TRH: We go through phases I think, vampires were big a few years back, people like to be scared, we just change what scares us….
DP: Fair enough…what is TR Hitchman frightened of?
TRH: I have anxiety, so there’s a long list, life is scary! Death is a thing that frightens me and yes, it’s in a lot of my writing.
DP: I’m with you on that one – particularly as you get older. During this whole pandemic it’s like one day blurs into another and your life flashes before your eyes…before you know it…okay, let’s stop there. Is there something creatively you haven’t been able to do yet?
TRH: I would like to write a script for a film – something short and creepy!
DP: So writing for you is a long term career?

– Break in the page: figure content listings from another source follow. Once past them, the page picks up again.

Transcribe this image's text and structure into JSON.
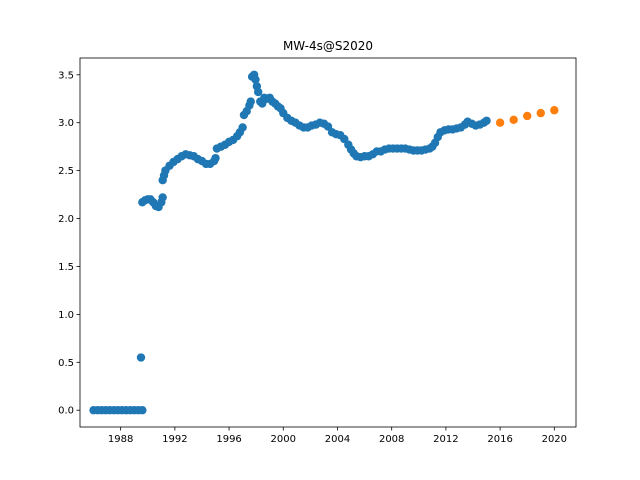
{
  "chart_data": {
    "type": "scatter",
    "title": "MW-4s@S2020",
    "xlabel": "",
    "ylabel": "",
    "xlim": [
      1985.0,
      2021.6
    ],
    "ylim": [
      -0.175,
      3.675
    ],
    "xticks": [
      1988,
      1992,
      1996,
      2000,
      2004,
      2008,
      2012,
      2016,
      2020
    ],
    "xtick_labels": [
      "1988",
      "1992",
      "1996",
      "2000",
      "2004",
      "2008",
      "2012",
      "2016",
      "2020"
    ],
    "yticks": [
      0.0,
      0.5,
      1.0,
      1.5,
      2.0,
      2.5,
      3.0,
      3.5
    ],
    "ytick_labels": [
      "0.0",
      "0.5",
      "1.0",
      "1.5",
      "2.0",
      "2.5",
      "3.0",
      "3.5"
    ],
    "grid": false,
    "series": [
      {
        "color": "#1f77b4",
        "points": [
          [
            1986.0,
            0.0
          ],
          [
            1986.3,
            0.0
          ],
          [
            1986.6,
            0.0
          ],
          [
            1986.9,
            0.0
          ],
          [
            1987.2,
            0.0
          ],
          [
            1987.5,
            0.0
          ],
          [
            1987.8,
            0.0
          ],
          [
            1988.1,
            0.0
          ],
          [
            1988.4,
            0.0
          ],
          [
            1988.7,
            0.0
          ],
          [
            1989.0,
            0.0
          ],
          [
            1989.3,
            0.0
          ],
          [
            1989.6,
            0.0
          ],
          [
            1989.5,
            0.55
          ],
          [
            1989.6,
            2.17
          ],
          [
            1989.8,
            2.19
          ],
          [
            1990.0,
            2.2
          ],
          [
            1990.2,
            2.2
          ],
          [
            1990.4,
            2.17
          ],
          [
            1990.6,
            2.13
          ],
          [
            1990.8,
            2.12
          ],
          [
            1991.0,
            2.17
          ],
          [
            1991.1,
            2.22
          ],
          [
            1991.1,
            2.4
          ],
          [
            1991.2,
            2.45
          ],
          [
            1991.3,
            2.5
          ],
          [
            1991.6,
            2.55
          ],
          [
            1991.9,
            2.59
          ],
          [
            1992.2,
            2.62
          ],
          [
            1992.5,
            2.65
          ],
          [
            1992.8,
            2.67
          ],
          [
            1993.1,
            2.66
          ],
          [
            1993.4,
            2.65
          ],
          [
            1993.7,
            2.62
          ],
          [
            1994.0,
            2.6
          ],
          [
            1994.3,
            2.57
          ],
          [
            1994.6,
            2.57
          ],
          [
            1994.9,
            2.6
          ],
          [
            1995.0,
            2.63
          ],
          [
            1995.1,
            2.73
          ],
          [
            1995.4,
            2.75
          ],
          [
            1995.7,
            2.77
          ],
          [
            1996.0,
            2.8
          ],
          [
            1996.3,
            2.82
          ],
          [
            1996.6,
            2.86
          ],
          [
            1996.8,
            2.9
          ],
          [
            1997.0,
            2.95
          ],
          [
            1997.1,
            3.08
          ],
          [
            1997.3,
            3.12
          ],
          [
            1997.5,
            3.18
          ],
          [
            1997.6,
            3.22
          ],
          [
            1997.7,
            3.48
          ],
          [
            1997.85,
            3.5
          ],
          [
            1997.95,
            3.45
          ],
          [
            1998.05,
            3.38
          ],
          [
            1998.15,
            3.32
          ],
          [
            1998.3,
            3.22
          ],
          [
            1998.45,
            3.2
          ],
          [
            1998.6,
            3.26
          ],
          [
            1998.8,
            3.25
          ],
          [
            1999.0,
            3.26
          ],
          [
            1999.2,
            3.22
          ],
          [
            1999.4,
            3.2
          ],
          [
            1999.6,
            3.17
          ],
          [
            1999.8,
            3.15
          ],
          [
            2000.0,
            3.1
          ],
          [
            2000.3,
            3.05
          ],
          [
            2000.6,
            3.02
          ],
          [
            2000.9,
            3.0
          ],
          [
            2001.2,
            2.97
          ],
          [
            2001.5,
            2.95
          ],
          [
            2001.8,
            2.95
          ],
          [
            2002.1,
            2.97
          ],
          [
            2002.4,
            2.98
          ],
          [
            2002.7,
            3.0
          ],
          [
            2003.0,
            2.99
          ],
          [
            2003.3,
            2.96
          ],
          [
            2003.6,
            2.9
          ],
          [
            2003.9,
            2.88
          ],
          [
            2004.2,
            2.87
          ],
          [
            2004.5,
            2.83
          ],
          [
            2004.8,
            2.77
          ],
          [
            2005.0,
            2.72
          ],
          [
            2005.2,
            2.68
          ],
          [
            2005.4,
            2.65
          ],
          [
            2005.7,
            2.64
          ],
          [
            2006.0,
            2.65
          ],
          [
            2006.3,
            2.65
          ],
          [
            2006.6,
            2.67
          ],
          [
            2006.9,
            2.7
          ],
          [
            2007.2,
            2.7
          ],
          [
            2007.5,
            2.72
          ],
          [
            2007.8,
            2.73
          ],
          [
            2008.1,
            2.73
          ],
          [
            2008.4,
            2.73
          ],
          [
            2008.7,
            2.73
          ],
          [
            2009.0,
            2.73
          ],
          [
            2009.3,
            2.72
          ],
          [
            2009.6,
            2.71
          ],
          [
            2009.9,
            2.71
          ],
          [
            2010.2,
            2.71
          ],
          [
            2010.5,
            2.72
          ],
          [
            2010.8,
            2.73
          ],
          [
            2011.0,
            2.75
          ],
          [
            2011.2,
            2.79
          ],
          [
            2011.4,
            2.85
          ],
          [
            2011.6,
            2.9
          ],
          [
            2011.9,
            2.92
          ],
          [
            2012.2,
            2.93
          ],
          [
            2012.5,
            2.93
          ],
          [
            2012.8,
            2.94
          ],
          [
            2013.1,
            2.95
          ],
          [
            2013.4,
            2.98
          ],
          [
            2013.6,
            3.01
          ],
          [
            2013.9,
            2.99
          ],
          [
            2014.2,
            2.97
          ],
          [
            2014.5,
            2.98
          ],
          [
            2014.8,
            3.0
          ],
          [
            2015.0,
            3.02
          ]
        ]
      },
      {
        "color": "#ff7f0e",
        "points": [
          [
            2016.0,
            3.0
          ],
          [
            2017.0,
            3.03
          ],
          [
            2018.0,
            3.07
          ],
          [
            2019.0,
            3.1
          ],
          [
            2020.0,
            3.13
          ]
        ]
      }
    ]
  }
}
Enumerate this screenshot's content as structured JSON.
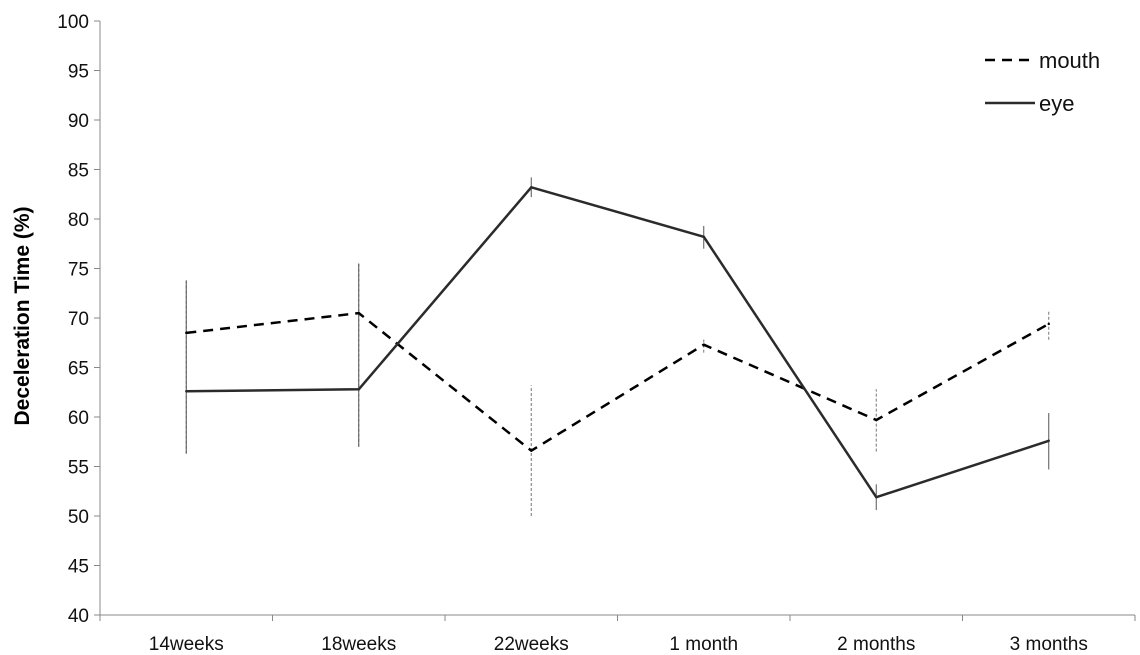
{
  "chart_data": {
    "type": "line",
    "title": "",
    "xlabel": "",
    "ylabel": "Deceleration Time (%)",
    "categories": [
      "14weeks",
      "18weeks",
      "22weeks",
      "1 month",
      "2 months",
      "3 months"
    ],
    "ylim": [
      40,
      100
    ],
    "yticks": [
      40,
      45,
      50,
      55,
      60,
      65,
      70,
      75,
      80,
      85,
      90,
      95,
      100
    ],
    "grid": false,
    "legend_position": "top-right",
    "series": [
      {
        "name": "mouth",
        "line_style": "dashed",
        "color": "#000000",
        "values": [
          68.5,
          70.5,
          56.6,
          67.3,
          59.7,
          69.4
        ],
        "error_low": [
          56.3,
          57.0,
          50.0,
          66.5,
          56.5,
          67.8
        ],
        "error_high": [
          73.8,
          75.5,
          63.2,
          68.0,
          62.8,
          70.8
        ]
      },
      {
        "name": "eye",
        "line_style": "solid",
        "color": "#2b2b2b",
        "values": [
          62.6,
          62.8,
          83.2,
          78.2,
          51.9,
          57.6
        ],
        "error_low": [
          56.3,
          57.0,
          82.2,
          77.0,
          50.6,
          54.7
        ],
        "error_high": [
          73.8,
          75.5,
          84.2,
          79.3,
          53.2,
          60.4
        ]
      }
    ]
  }
}
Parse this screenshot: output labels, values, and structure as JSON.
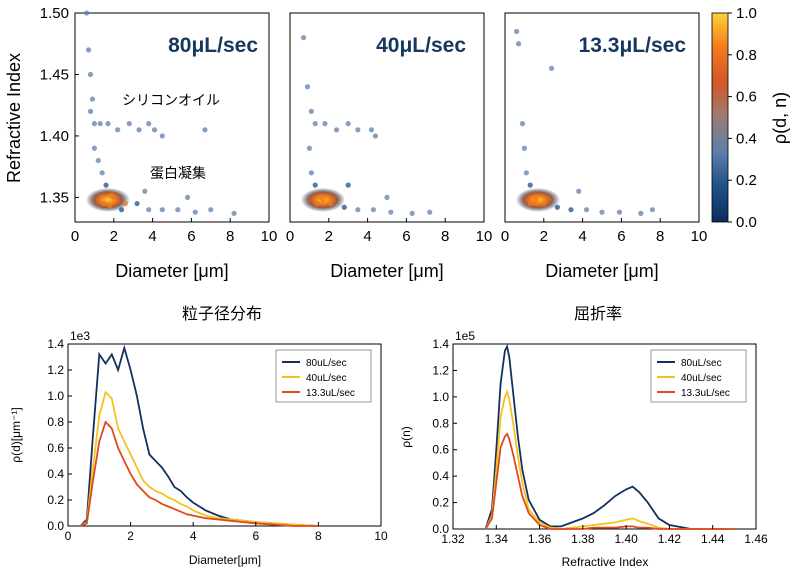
{
  "colorbar": {
    "label": "ρ(d, n)",
    "ticks": [
      "0.0",
      "0.2",
      "0.4",
      "0.6",
      "0.8",
      "1.0"
    ],
    "colors": [
      "#0b2d5b",
      "#1f4f8a",
      "#5d7eaa",
      "#9a7e73",
      "#d4562a",
      "#f27a1c",
      "#ffd13a"
    ]
  },
  "chart_data": [
    {
      "type": "scatter",
      "title": "80μL/sec",
      "xlabel": "Diameter [μm]",
      "ylabel": "Refractive Index",
      "xlim": [
        0,
        10
      ],
      "ylim": [
        1.33,
        1.5
      ],
      "xticks": [
        "0",
        "2",
        "4",
        "6",
        "8",
        "10"
      ],
      "yticks": [
        "1.35",
        "1.40",
        "1.45",
        "1.50"
      ],
      "annotations": [
        "シリコンオイル",
        "蛋白凝集"
      ],
      "points": [
        [
          0.6,
          1.5
        ],
        [
          0.7,
          1.47
        ],
        [
          0.8,
          1.45
        ],
        [
          0.9,
          1.43
        ],
        [
          0.8,
          1.42
        ],
        [
          1.0,
          1.41
        ],
        [
          1.3,
          1.41
        ],
        [
          1.7,
          1.41
        ],
        [
          2.2,
          1.405
        ],
        [
          2.8,
          1.41
        ],
        [
          3.3,
          1.405
        ],
        [
          3.8,
          1.41
        ],
        [
          4.1,
          1.405
        ],
        [
          4.5,
          1.4
        ],
        [
          6.7,
          1.405
        ],
        [
          1.0,
          1.39
        ],
        [
          1.2,
          1.38
        ],
        [
          1.4,
          1.37
        ],
        [
          1.6,
          1.36
        ],
        [
          2.0,
          1.35
        ],
        [
          2.6,
          1.345
        ],
        [
          3.2,
          1.345
        ],
        [
          3.8,
          1.34
        ],
        [
          4.5,
          1.34
        ],
        [
          5.3,
          1.34
        ],
        [
          6.2,
          1.338
        ],
        [
          7.0,
          1.34
        ],
        [
          8.2,
          1.337
        ],
        [
          5.8,
          1.35
        ],
        [
          3.6,
          1.355
        ],
        [
          1.5,
          1.345
        ],
        [
          1.8,
          1.343
        ],
        [
          2.4,
          1.34
        ],
        [
          1.9,
          1.352
        ]
      ]
    },
    {
      "type": "scatter",
      "title": "40μL/sec",
      "xlabel": "Diameter [μm]",
      "xlim": [
        0,
        10
      ],
      "ylim": [
        1.33,
        1.5
      ],
      "xticks": [
        "0",
        "2",
        "4",
        "6",
        "8",
        "10"
      ],
      "points": [
        [
          0.7,
          1.48
        ],
        [
          0.9,
          1.44
        ],
        [
          1.1,
          1.42
        ],
        [
          1.3,
          1.41
        ],
        [
          1.8,
          1.41
        ],
        [
          2.4,
          1.405
        ],
        [
          3.0,
          1.41
        ],
        [
          3.5,
          1.405
        ],
        [
          4.2,
          1.405
        ],
        [
          4.4,
          1.4
        ],
        [
          1.0,
          1.39
        ],
        [
          1.1,
          1.37
        ],
        [
          1.3,
          1.36
        ],
        [
          1.6,
          1.35
        ],
        [
          2.1,
          1.345
        ],
        [
          2.8,
          1.342
        ],
        [
          3.5,
          1.34
        ],
        [
          4.3,
          1.34
        ],
        [
          5.2,
          1.338
        ],
        [
          6.3,
          1.337
        ],
        [
          7.2,
          1.338
        ],
        [
          5.0,
          1.35
        ],
        [
          3.0,
          1.36
        ],
        [
          1.4,
          1.345
        ],
        [
          1.7,
          1.348
        ]
      ]
    },
    {
      "type": "scatter",
      "title": "13.3μL/sec",
      "xlabel": "Diameter [μm]",
      "xlim": [
        0,
        10
      ],
      "ylim": [
        1.33,
        1.5
      ],
      "xticks": [
        "0",
        "2",
        "4",
        "6",
        "8",
        "10"
      ],
      "points": [
        [
          0.6,
          1.485
        ],
        [
          0.7,
          1.475
        ],
        [
          2.4,
          1.455
        ],
        [
          0.9,
          1.41
        ],
        [
          1.0,
          1.39
        ],
        [
          1.1,
          1.37
        ],
        [
          1.3,
          1.36
        ],
        [
          1.6,
          1.35
        ],
        [
          2.0,
          1.345
        ],
        [
          2.7,
          1.342
        ],
        [
          3.4,
          1.34
        ],
        [
          4.2,
          1.34
        ],
        [
          5.0,
          1.338
        ],
        [
          5.9,
          1.338
        ],
        [
          7.0,
          1.337
        ],
        [
          7.6,
          1.34
        ],
        [
          3.8,
          1.355
        ],
        [
          1.3,
          1.345
        ],
        [
          1.6,
          1.347
        ]
      ]
    },
    {
      "type": "line",
      "title": "粒子径分布",
      "xlabel": "Diameter[μm]",
      "ylabel": "ρ(d)[μm⁻¹]",
      "scale_note": "1e3",
      "xlim": [
        0,
        10
      ],
      "ylim": [
        0,
        1.4
      ],
      "xticks": [
        "0",
        "2",
        "4",
        "6",
        "8",
        "10"
      ],
      "yticks": [
        "0.0",
        "0.2",
        "0.4",
        "0.6",
        "0.8",
        "1.0",
        "1.2",
        "1.4"
      ],
      "x": [
        0.4,
        0.6,
        0.8,
        1.0,
        1.2,
        1.4,
        1.6,
        1.8,
        2.0,
        2.2,
        2.4,
        2.6,
        2.8,
        3.0,
        3.2,
        3.4,
        3.6,
        3.8,
        4.0,
        4.4,
        4.8,
        5.2,
        5.6,
        6.0,
        6.6,
        7.2,
        8.0
      ],
      "series": [
        {
          "name": "80uL/sec",
          "color": "#14305f",
          "values": [
            0.0,
            0.05,
            0.7,
            1.32,
            1.25,
            1.32,
            1.2,
            1.37,
            1.2,
            1.0,
            0.75,
            0.55,
            0.5,
            0.45,
            0.38,
            0.3,
            0.27,
            0.22,
            0.18,
            0.12,
            0.08,
            0.05,
            0.04,
            0.03,
            0.02,
            0.01,
            0.0
          ]
        },
        {
          "name": "40uL/sec",
          "color": "#f5c21b",
          "values": [
            0.0,
            0.03,
            0.45,
            0.85,
            1.03,
            0.98,
            0.75,
            0.65,
            0.55,
            0.45,
            0.35,
            0.3,
            0.27,
            0.25,
            0.22,
            0.2,
            0.17,
            0.15,
            0.12,
            0.08,
            0.06,
            0.05,
            0.04,
            0.03,
            0.02,
            0.01,
            0.0
          ]
        },
        {
          "name": "13.3uL/sec",
          "color": "#de4a1f",
          "values": [
            0.0,
            0.02,
            0.35,
            0.65,
            0.8,
            0.75,
            0.6,
            0.5,
            0.4,
            0.32,
            0.27,
            0.22,
            0.2,
            0.17,
            0.15,
            0.13,
            0.11,
            0.09,
            0.08,
            0.06,
            0.05,
            0.04,
            0.03,
            0.02,
            0.01,
            0.0,
            0.0
          ]
        }
      ]
    },
    {
      "type": "line",
      "title": "屈折率",
      "xlabel": "Refractive Index",
      "ylabel": "ρ(n)",
      "scale_note": "1e5",
      "xlim": [
        1.32,
        1.46
      ],
      "ylim": [
        0,
        1.4
      ],
      "xticks": [
        "1.32",
        "1.34",
        "1.36",
        "1.38",
        "1.40",
        "1.42",
        "1.44",
        "1.46"
      ],
      "yticks": [
        "0.0",
        "0.2",
        "0.4",
        "0.6",
        "0.8",
        "1.0",
        "1.2",
        "1.4"
      ],
      "x": [
        1.335,
        1.338,
        1.34,
        1.342,
        1.344,
        1.345,
        1.346,
        1.348,
        1.35,
        1.352,
        1.355,
        1.36,
        1.365,
        1.37,
        1.375,
        1.38,
        1.385,
        1.39,
        1.395,
        1.4,
        1.403,
        1.406,
        1.41,
        1.415,
        1.42,
        1.43,
        1.44,
        1.45
      ],
      "series": [
        {
          "name": "80uL/sec",
          "color": "#14305f",
          "values": [
            0.0,
            0.15,
            0.6,
            1.1,
            1.35,
            1.38,
            1.3,
            1.0,
            0.7,
            0.45,
            0.22,
            0.07,
            0.02,
            0.02,
            0.05,
            0.08,
            0.12,
            0.18,
            0.25,
            0.3,
            0.32,
            0.28,
            0.2,
            0.08,
            0.03,
            0.0,
            0.0,
            0.0
          ]
        },
        {
          "name": "40uL/sec",
          "color": "#f5c21b",
          "values": [
            0.0,
            0.1,
            0.45,
            0.85,
            1.0,
            1.04,
            0.98,
            0.78,
            0.55,
            0.35,
            0.15,
            0.05,
            0.01,
            0.0,
            0.01,
            0.02,
            0.03,
            0.04,
            0.05,
            0.07,
            0.08,
            0.06,
            0.04,
            0.01,
            0.0,
            0.0,
            0.0,
            0.0
          ]
        },
        {
          "name": "13.3uL/sec",
          "color": "#de4a1f",
          "values": [
            0.0,
            0.08,
            0.35,
            0.62,
            0.7,
            0.72,
            0.68,
            0.55,
            0.4,
            0.25,
            0.12,
            0.03,
            0.0,
            0.0,
            0.0,
            0.0,
            0.01,
            0.01,
            0.01,
            0.02,
            0.02,
            0.01,
            0.01,
            0.0,
            0.0,
            0.0,
            0.0,
            0.0
          ]
        }
      ]
    }
  ]
}
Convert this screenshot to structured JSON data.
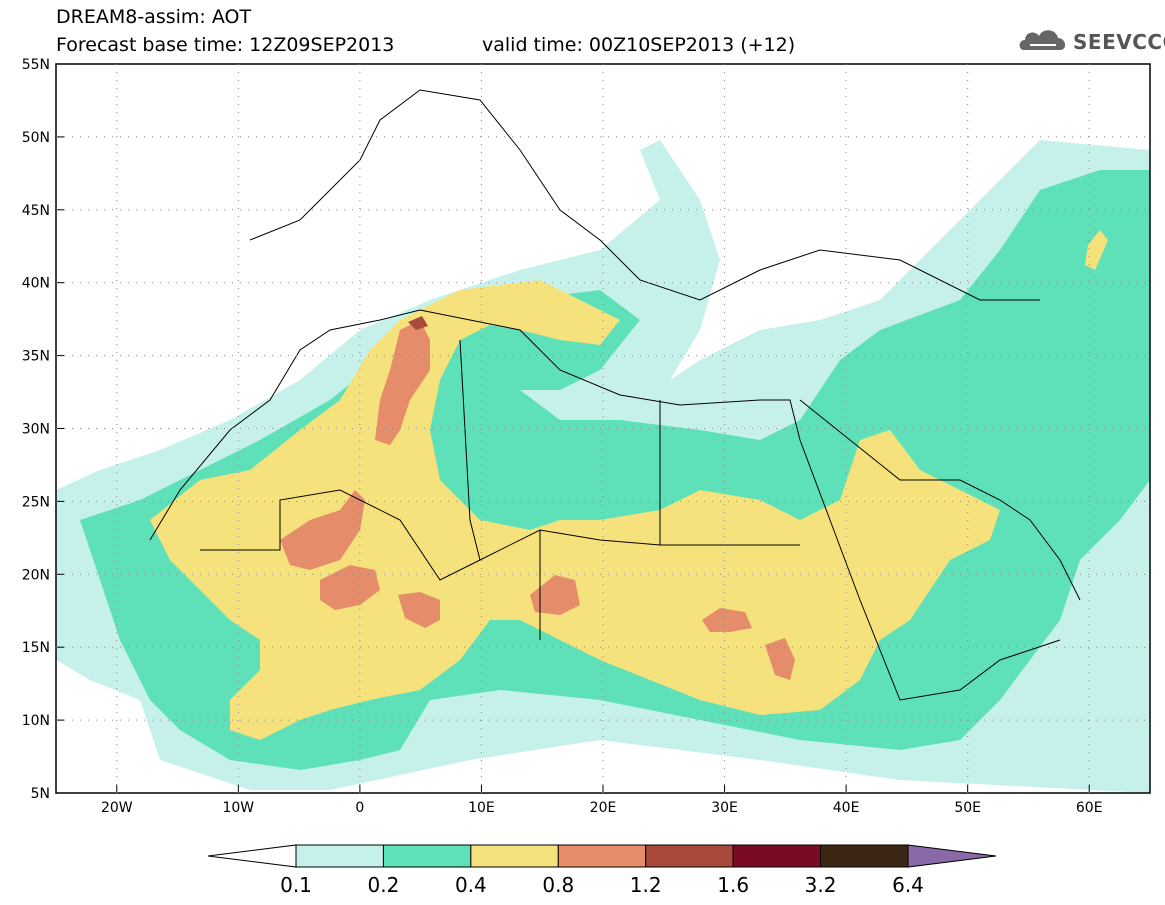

TRH: Definitely long term!
DP: Cool. So these lockdowns…
TRH: The first one I struggled – I found the anxiety of it just squashed any creativity! This time around I’ve tried to be proactive, I work full time anyway so have to fit my writing around that. I’ve started a book review blog and working on a novella, so keeping myself busy!
DP: That’s the way forward I think. Outside of the pandemic Do you interact a lot with your readers?
TRH: I don’t have that much experience but I did do a launch with my collection and it was lovely to talk to potential readers but I’m not that famous yet!
DP: And finally, what is something your readers might be surprised to find out about you?
TRH: I have a sense of humour – I’m quite funny in real life and not very dark and serious as my writing may suggest.
DP: I bet you do! Thank you for your time, the best of luck with Little Bird!
TR Hitchman has been writing for twenty years, her influences stem from a childhood love of ghost stories, vampires, and the dark side of life. She cites influences such a Hammer House of Horror, Edgar Allen Poe and the twist in tail stories of Roald Dahl. She has written a collection of short stories, entitled A Child of Winter published by Corona Books UK and had stories published in the first and second Corona Book Of Horror Stories. She lives in the Midlands and works as an administrator when not writing or reading.